Communist China Claims All Pandas in the World, Which Illuminates a Larger Story

It’s no coincidence that a growing alliance against Communist is starting to form — including this week in Washington.

Chung Sung-Jun/Getty Images
Giant panda Fu Bao eating bamboo at Everland amusement park on March 3, 2024 at Yongin, South Korea. Chung Sung-Jun/Getty Images

The fine details of Prime Minister Fumio Kishida’s visit to Washington this week may not fully break through the fraught news cycle, but the visit was nevertheless important — and could have profound, historic consequences.

Mr. Kishida committed his country to a closer alliance with America on space exploration, technological development, military coproduction, and other important areas. Indeed, it is likely that the first non-American to visit the Moon will be Japanese.

However, Mr. Kishida and President Biden also met with the president of the Philippines, Ferdinand Marcos Jr., to deepen the multinational effort to protect the South China Sea from Chinese Communist aggression.

This deeper purpose was made clear Sunday as the first combined United States-Philippines-Japan-Australia Task Force patrolled the South China Sea.

For years, Communist China has aggressively tried to own the South China Sea. It has built and armed artificial island chains. It has created armed fishing boat militias to intimidate its neighbors. Its leaders have drawn new maps and claimed the South China Sea as exclusively Chinese territory — despite clear international legal rulings to the contrary.

China’s belligerence — and the multinational alliance against it — are easy to understand. The South China Sea has vast oil and gas potential and is host to some of the world’s most trafficked trade routes. Japan gets 90 percent of its oil and gas through the South China Sea and the waters around Taiwan. So, it has a survival interest in keeping the sea lanes open.

And Chinese Communist aggression goes beyond the South China Sea. Consider the case of Fu Bao. Fu Bao is the first Giant Panda born in South Korea. Her parents are on loan from China. The Chinese Communists claim that China owns all the Giant Pandas in the world — even if they are born in another country.

Many South Koreans had fallen in love with Fu Bao. The departure ceremony when China took the bear back involved people crying and a nationwide sense of loss. While this is a small event it is typical of the Chinese Communist insensitivity to the feelings and views of others.

You must wonder why Beijing felt it had to reclaim a young panda at the expense of good will in South Korea. You also must wonder why using force to try to claim sovereignty over rusting old ships in the South China Sea makes sense.

Ironically, the growing alliance against China might never have emerged if the Communist dictatorship had been more cautious and less of a bully (recently the Chinese Communists used water hoses and injured several Filipino sailors in a struggle over an artificial island that both countries claim).

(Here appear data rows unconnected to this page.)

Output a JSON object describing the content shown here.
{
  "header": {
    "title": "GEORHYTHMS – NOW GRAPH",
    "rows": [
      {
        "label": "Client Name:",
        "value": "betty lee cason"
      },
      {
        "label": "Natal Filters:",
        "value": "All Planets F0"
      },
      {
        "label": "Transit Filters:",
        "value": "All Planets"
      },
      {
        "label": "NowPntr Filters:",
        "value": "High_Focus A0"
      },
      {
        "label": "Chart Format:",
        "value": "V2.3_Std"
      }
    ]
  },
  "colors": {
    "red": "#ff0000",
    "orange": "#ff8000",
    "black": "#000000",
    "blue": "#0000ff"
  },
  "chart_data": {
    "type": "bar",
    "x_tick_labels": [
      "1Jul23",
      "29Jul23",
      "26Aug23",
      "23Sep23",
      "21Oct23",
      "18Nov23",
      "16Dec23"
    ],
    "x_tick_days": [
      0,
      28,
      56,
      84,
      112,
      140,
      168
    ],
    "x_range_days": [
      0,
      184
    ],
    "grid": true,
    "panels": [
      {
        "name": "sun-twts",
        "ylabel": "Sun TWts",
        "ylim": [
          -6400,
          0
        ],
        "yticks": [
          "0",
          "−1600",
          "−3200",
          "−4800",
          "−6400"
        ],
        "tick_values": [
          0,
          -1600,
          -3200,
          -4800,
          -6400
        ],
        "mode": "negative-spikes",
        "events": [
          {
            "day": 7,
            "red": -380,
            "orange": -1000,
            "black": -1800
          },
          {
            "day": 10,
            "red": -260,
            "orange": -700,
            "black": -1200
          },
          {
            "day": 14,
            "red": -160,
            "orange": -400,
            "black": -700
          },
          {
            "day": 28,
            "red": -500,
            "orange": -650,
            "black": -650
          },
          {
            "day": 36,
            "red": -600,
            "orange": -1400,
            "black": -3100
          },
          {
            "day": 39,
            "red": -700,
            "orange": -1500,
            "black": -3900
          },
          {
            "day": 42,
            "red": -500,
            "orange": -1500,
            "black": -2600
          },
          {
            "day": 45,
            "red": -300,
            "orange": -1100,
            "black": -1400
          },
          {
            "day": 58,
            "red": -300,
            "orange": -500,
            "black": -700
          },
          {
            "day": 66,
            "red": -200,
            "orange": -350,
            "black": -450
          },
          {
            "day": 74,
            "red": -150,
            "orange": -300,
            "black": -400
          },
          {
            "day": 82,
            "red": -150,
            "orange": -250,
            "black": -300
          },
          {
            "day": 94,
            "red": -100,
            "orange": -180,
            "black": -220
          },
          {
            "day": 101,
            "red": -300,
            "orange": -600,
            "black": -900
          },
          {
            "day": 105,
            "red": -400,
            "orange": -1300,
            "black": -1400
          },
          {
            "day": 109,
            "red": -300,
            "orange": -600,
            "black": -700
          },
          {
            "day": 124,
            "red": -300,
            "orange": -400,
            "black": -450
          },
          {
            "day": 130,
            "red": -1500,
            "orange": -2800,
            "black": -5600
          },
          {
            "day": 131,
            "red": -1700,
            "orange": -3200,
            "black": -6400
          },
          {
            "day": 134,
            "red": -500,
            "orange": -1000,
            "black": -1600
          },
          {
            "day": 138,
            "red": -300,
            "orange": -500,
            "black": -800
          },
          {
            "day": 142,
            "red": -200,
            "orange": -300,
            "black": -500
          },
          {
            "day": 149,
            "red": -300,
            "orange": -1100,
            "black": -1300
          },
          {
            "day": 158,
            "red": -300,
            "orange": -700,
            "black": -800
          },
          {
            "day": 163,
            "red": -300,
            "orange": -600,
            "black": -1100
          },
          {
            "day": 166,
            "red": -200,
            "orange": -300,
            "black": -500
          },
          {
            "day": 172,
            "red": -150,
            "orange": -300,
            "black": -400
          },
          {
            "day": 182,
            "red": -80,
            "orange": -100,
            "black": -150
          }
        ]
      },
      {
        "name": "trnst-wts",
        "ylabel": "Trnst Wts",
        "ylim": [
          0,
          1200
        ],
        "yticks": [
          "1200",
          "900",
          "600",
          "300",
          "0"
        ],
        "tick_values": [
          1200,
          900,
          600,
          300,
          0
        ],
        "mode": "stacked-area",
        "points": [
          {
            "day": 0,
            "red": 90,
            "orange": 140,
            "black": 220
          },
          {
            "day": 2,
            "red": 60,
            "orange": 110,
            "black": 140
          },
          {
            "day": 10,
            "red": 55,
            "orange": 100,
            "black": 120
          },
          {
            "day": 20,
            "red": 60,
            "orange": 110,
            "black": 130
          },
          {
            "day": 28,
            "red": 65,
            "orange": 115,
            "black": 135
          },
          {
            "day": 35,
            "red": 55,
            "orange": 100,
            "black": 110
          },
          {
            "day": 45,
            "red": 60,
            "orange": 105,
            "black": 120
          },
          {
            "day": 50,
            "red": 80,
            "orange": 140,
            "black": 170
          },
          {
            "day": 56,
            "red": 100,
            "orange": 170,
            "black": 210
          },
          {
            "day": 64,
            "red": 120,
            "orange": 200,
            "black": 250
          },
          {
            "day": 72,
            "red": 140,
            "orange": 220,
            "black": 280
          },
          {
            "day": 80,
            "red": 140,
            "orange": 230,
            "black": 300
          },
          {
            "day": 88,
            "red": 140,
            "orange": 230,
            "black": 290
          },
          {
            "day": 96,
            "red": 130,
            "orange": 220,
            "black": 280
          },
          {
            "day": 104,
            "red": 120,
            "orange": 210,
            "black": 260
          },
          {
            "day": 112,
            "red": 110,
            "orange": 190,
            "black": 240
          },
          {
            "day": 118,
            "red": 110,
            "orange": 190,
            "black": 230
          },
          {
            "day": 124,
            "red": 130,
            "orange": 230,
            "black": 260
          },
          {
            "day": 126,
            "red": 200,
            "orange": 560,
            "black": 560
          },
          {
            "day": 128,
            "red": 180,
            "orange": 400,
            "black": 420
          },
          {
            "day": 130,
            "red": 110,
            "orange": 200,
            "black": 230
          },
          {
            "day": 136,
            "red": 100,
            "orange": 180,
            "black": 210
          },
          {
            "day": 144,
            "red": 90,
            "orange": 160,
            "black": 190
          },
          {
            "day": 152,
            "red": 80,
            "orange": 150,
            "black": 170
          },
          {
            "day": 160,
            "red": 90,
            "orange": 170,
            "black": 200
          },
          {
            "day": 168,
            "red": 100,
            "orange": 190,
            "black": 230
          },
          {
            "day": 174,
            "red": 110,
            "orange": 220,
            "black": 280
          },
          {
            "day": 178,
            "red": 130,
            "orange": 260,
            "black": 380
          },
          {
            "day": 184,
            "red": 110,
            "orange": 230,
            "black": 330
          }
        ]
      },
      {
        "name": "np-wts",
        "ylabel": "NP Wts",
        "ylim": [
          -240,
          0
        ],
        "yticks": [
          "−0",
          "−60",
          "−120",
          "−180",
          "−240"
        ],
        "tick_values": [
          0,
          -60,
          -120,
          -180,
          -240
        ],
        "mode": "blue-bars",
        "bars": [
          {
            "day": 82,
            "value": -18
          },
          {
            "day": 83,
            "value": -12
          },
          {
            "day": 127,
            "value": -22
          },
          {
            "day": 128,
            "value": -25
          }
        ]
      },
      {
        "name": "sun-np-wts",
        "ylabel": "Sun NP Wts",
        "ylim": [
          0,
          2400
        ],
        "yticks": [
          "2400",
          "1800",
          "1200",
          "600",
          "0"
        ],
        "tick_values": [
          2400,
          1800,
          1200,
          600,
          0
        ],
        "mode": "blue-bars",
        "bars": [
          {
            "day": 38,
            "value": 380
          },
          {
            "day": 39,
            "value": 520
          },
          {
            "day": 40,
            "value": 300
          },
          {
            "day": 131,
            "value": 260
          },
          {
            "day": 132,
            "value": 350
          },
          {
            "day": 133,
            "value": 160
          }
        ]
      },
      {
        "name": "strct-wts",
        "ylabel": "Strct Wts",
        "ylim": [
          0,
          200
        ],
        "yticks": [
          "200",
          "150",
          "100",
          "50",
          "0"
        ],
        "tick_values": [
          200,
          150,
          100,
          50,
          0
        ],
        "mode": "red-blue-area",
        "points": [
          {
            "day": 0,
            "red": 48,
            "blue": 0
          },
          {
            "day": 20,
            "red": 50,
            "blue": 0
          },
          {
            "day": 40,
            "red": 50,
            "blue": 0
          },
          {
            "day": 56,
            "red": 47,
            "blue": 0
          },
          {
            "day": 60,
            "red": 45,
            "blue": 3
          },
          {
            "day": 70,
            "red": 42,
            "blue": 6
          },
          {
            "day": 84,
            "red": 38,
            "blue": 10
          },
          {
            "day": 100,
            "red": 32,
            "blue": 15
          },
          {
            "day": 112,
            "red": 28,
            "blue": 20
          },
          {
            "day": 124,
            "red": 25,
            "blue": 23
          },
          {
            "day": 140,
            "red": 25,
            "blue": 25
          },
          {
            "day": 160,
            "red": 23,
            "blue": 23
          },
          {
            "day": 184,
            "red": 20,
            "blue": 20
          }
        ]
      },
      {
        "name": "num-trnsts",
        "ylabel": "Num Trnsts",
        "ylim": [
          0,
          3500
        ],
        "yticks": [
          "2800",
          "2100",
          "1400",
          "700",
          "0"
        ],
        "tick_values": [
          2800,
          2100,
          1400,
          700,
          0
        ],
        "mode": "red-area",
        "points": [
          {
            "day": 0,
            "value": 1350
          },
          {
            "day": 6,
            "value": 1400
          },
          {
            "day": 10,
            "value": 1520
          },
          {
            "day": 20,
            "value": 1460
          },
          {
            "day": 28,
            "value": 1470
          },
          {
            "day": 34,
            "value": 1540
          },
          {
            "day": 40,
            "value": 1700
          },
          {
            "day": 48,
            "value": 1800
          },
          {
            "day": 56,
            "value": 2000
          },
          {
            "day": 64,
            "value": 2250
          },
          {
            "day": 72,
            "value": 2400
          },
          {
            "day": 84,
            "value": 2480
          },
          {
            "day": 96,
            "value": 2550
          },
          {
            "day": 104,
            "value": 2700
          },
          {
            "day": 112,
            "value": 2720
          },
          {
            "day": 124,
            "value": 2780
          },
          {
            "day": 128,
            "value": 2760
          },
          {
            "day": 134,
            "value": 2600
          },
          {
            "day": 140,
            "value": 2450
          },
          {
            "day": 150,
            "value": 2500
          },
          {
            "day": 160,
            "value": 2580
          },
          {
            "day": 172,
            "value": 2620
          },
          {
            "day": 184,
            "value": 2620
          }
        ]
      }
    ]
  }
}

In many ways, the Chinese dictatorship’s attitude reminds me of another point in history. In the early 1900s, Wilhelmine Germany isolated itself and ultimately encouraged its competitors to band together into an anti-German alliance.

When modern Germany was created by Prussia unifying the various Germanic states outside the Austria-Hungarian Empire, an anti-German coalition was far from inevitable.

The British and French had been fighting off and on from 1066 through the Napoleonic Wars. The last British-French confrontation was the Fashoda crisis of 1898. Yet, a mere six years later, in 1904, the British and French were signing an Entente Cordiale clearly aimed at opposing Germany.

By 1906, William Le Queux wrote “The Invasion of 1910,” a novel in which Germany invades Britain. It was a sign of how much the world had changed. A mere 12 years earlier, the same author had written “The Great War in England in 1897,” describing a fictional French invasion of Britain.

The most popular of these anti-German novels was Erskine Childers’ 1903 book “The Riddle of the Sands,” which became a runaway bestseller warning that Britain was unprepared for a surprise invasion from Germany.

The German Empire’s economy was growing rapidly. Its industrial and technological might were so much stronger than its competitors that German officials felt they did not have to listen to Germany’s (presumably inferior) neighbors.

German imperial arrogance — and Germany’s effort to become the strongest land and sea power — forced all its neighbors except Austria-Hungary to band together. Ultimately, the German bid for dominance failed — but only after two world wars.

A more cautious Germany with a greater concern for the interests, feelings, and opinions of others might have naturally become the dominant country in Europe. Instead, it forced its neighbors to band together to survive what they came to see as a mortal threat.

The parallels between German imperial behavior and the psychology and policies of Chinese Communist Party’s general secretary, Xi Jinping, are fascinating.

It would serve China well to learn the history of Kaiser Wilhelm’s arrogance. Otherwise, China will presently find its alliances with North Korea, Russia, and Iran are more than outweighed by the growing allied coalition against its totalitarian bullying.